La dannazione di un uomo. “Le dodici vite di Samuel Hawley” di Hannah Tinti

Le armi, quelle da fuoco in particolare, sono la cifra caratterizzante. Hawley, quasi sempre per cognome viene chiamato il padre di Loo, non viaggia mai senza e il suo corpo, cui vanno aggiunte la sua vita e le sue esperienze, è il riflesso esatto di un’atmosfera di perenne pericolo, ansia, smania di allontanarsi da guai sempre più grandi e gravi che lo tormentano. In tutto questo l’occhio di un’osservatrice, la figlia, si interroga non solo su suo padre e su ciò che condividono, ma anche sulla sua stessa vita.

Nel romanzo di Tinti viene riservata molta attenzione alle donne: siano esse “le vedove” o “la moglie di Talbot” o le donne che non riescono a resistere al fascino di Hawley il quale «stringeva la bocca in una linea sottile, contraeva la mascella e impediva a chiunque di avvicinarsi troppo.»

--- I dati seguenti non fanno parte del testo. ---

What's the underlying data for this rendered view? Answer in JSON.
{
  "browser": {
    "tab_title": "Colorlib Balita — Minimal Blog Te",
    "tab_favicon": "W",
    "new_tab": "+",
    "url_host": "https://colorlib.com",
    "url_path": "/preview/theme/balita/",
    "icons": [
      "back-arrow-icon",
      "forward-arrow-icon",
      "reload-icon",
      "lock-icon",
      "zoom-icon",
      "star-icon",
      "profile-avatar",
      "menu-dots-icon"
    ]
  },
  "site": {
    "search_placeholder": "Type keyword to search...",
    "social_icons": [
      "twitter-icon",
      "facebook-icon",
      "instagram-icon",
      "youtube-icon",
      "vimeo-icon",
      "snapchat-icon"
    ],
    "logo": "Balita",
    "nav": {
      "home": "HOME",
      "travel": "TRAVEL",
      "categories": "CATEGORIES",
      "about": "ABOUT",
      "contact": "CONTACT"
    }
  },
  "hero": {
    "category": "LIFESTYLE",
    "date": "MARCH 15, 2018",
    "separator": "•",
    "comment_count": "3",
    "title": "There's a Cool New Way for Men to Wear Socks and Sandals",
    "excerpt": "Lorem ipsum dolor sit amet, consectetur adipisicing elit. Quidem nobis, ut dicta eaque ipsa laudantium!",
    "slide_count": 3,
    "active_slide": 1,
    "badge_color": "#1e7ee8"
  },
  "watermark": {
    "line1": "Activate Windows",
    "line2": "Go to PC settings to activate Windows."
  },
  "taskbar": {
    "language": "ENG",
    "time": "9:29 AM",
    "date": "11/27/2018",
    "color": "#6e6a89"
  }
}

Le eccezioni a questa categoria di donne che si infiltrano nella vita di Loo e Hawley, che tentano di sedurre lui o che rappresentano, come nel caso della moglie di Talbot, un intralcio allo scorrere degli eventi, sono due: Mabel Ridge e Lily, rispettivamente la nonna e la madre di Loo. Due figure misteriose, una più evanescente dell’altra per via del ruolo “al limite” che ricoprono nella storia, nella vita. Loo riscopre lentamente e in parti sempre staccate tra loro le sue origini familiari, incrociando sul suo cammino quasi per caso quei personaggi che, in realtà, avrebbero tutti i titoli e i diritti per essere parte integrante della sua vita.

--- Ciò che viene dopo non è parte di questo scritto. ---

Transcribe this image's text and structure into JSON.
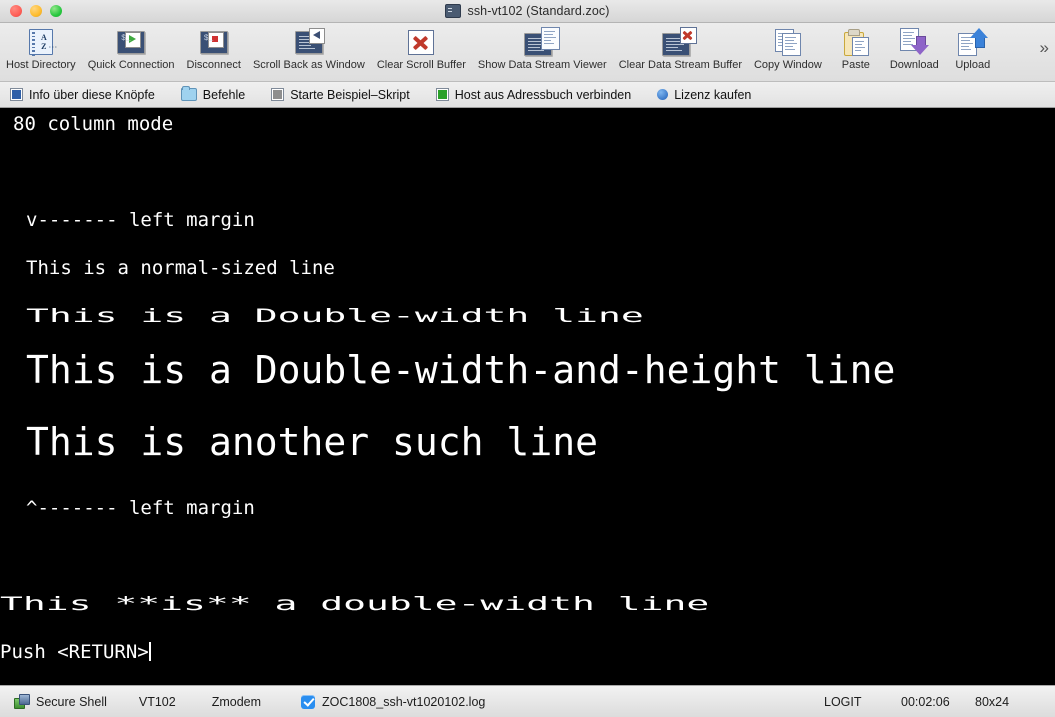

«Loo infilò una mano. Le sue dita erano troppo corte. Era come indossare la pelle di qualcun altro. “Pensavo che solo le donne anziane portassero roba come questa”. “Lily era un tipo artistico. Sarebbe potuta andare all’accademia”. “E perché non l’ha fatto?”. “Perché invece si è messa nei guai. Come te stasera”. La vecchia si accigliò, e per la prima volta Loo capì che sua madre un tempo era stata una ragazza che mentiva ai suoi genitori, che pomiciava con i ragazzi nel bosco, che andava alle feste di nascosto. Sua madre aveva toccato quel telaio, si era guardata nello specchio inchiodato sul lavello, aveva battuto il batacchio a forma di ananas contro la porta. Ogni singolo oggetto intorno a lei iniziò a scintillare di possibilità. A partire dai guanti che le coprivano le dita.»

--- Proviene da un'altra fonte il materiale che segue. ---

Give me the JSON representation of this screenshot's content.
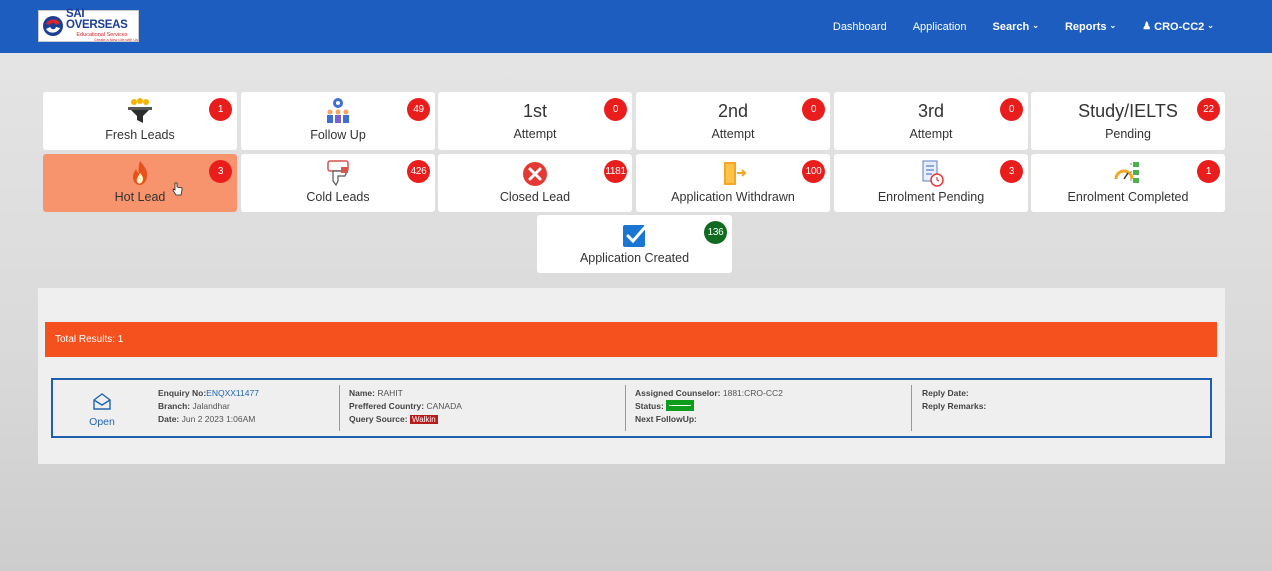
{
  "brand": {
    "name": "SAI OVERSEAS",
    "subtitle": "Educational Services",
    "tagline": "Create a New Life with Us",
    "colors": {
      "primary": "#1c5dbf",
      "accent": "#f4511e",
      "badge": "#ea1d1d"
    }
  },
  "nav": {
    "dashboard": "Dashboard",
    "application": "Application",
    "search": "Search",
    "reports": "Reports",
    "user": "CRO-CC2"
  },
  "cards": {
    "fresh_leads": {
      "label": "Fresh Leads",
      "count": "1",
      "icon": "funnel-icon"
    },
    "follow_up": {
      "label": "Follow Up",
      "count": "49",
      "icon": "team-gear-icon"
    },
    "attempt1": {
      "big": "1st",
      "sub": "Attempt",
      "count": "0"
    },
    "attempt2": {
      "big": "2nd",
      "sub": "Attempt",
      "count": "0"
    },
    "attempt3": {
      "big": "3rd",
      "sub": "Attempt",
      "count": "0"
    },
    "study_ielts": {
      "big": "Study/IELTS",
      "sub": "Pending",
      "count": "22"
    },
    "hot_lead": {
      "label": "Hot Lead",
      "count": "3",
      "icon": "fire-icon"
    },
    "cold_leads": {
      "label": "Cold Leads",
      "count": "426",
      "icon": "thumbs-down-icon"
    },
    "closed_lead": {
      "label": "Closed Lead",
      "count": "1181",
      "icon": "close-circle-icon"
    },
    "app_withdrawn": {
      "label": "Application Withdrawn",
      "count": "100",
      "icon": "exit-door-icon"
    },
    "enrol_pending": {
      "label": "Enrolment Pending",
      "count": "3",
      "icon": "document-clock-icon"
    },
    "enrol_completed": {
      "label": "Enrolment Completed",
      "count": "1",
      "icon": "gauge-checklist-icon"
    },
    "app_created": {
      "label": "Application Created",
      "count": "136",
      "icon": "checkbox-icon"
    }
  },
  "results": {
    "total": "Total Results: 1"
  },
  "lead": {
    "open_label": "Open",
    "enquiry_label": "Enquiry No:",
    "enquiry_value": "ENQXX11477",
    "branch_label": "Branch:",
    "branch_value": "Jalandhar",
    "date_label": "Date:",
    "date_value": "Jun 2 2023 1:06AM",
    "name_label": "Name:",
    "name_value": "RAHIT",
    "country_label": "Preffered Country:",
    "country_value": "CANADA",
    "source_label": "Query Source:",
    "source_value": "Walkin",
    "counselor_label": "Assigned Counselor:",
    "counselor_value": "1881:CRO-CC2",
    "status_label": "Status:",
    "followup_label": "Next FollowUp:",
    "reply_date_label": "Reply Date:",
    "reply_remarks_label": "Reply Remarks:"
  }
}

La dannazione di un uomo. “Le dodici vite di Samuel Hawley” di Hannah Tinti

Una grande porzione del romanzo è dedicata ai ricordi di Hawley, in particolare quando Loo era poco più di una neonata. La lunga scia di peccati, errori e sbagli che l’uomo si porta dietro da anni trova forse il suo avvio in un episodio apparentemente banale, un bagno al lago, ma caratterizzato da descrizioni crude che non danno a chi legge il tempo di tirare il fiato e riprendersi dalla costante atmosfera di ansia e pericolo, come ho detto sopra. Una figura estranea tormenta sempre il delicato equilibrio familiare e una minaccia si concretizza:

«Solo allora Lily lo vide davvero per la prima volta. Non ci fu bisogno di colpirla di nuovo. Si alzò, attraversò la spiaggia e si fiondò nella foresta, verso la casa e le pistole di Hawley. Se avesse corso più veloce che poteva avrebbe potuto andare a casa e tornare in un quarto d’ora. Quando arrivò in cima alla collina si fermò e si guardò alle spalle. Hawley cercò di pensare a un modo per dirle che gli dispiaceva, ma non gli venne in mente niente di meglio che toccarsi la fronte, come a sfiorarsi la tesa di un cappello che non aveva. Sua moglie rimase immobile per un momento, come se stesse per dare di stomaco, e poi arricciò il naso e si girò dall’altra parte. Scomparve.»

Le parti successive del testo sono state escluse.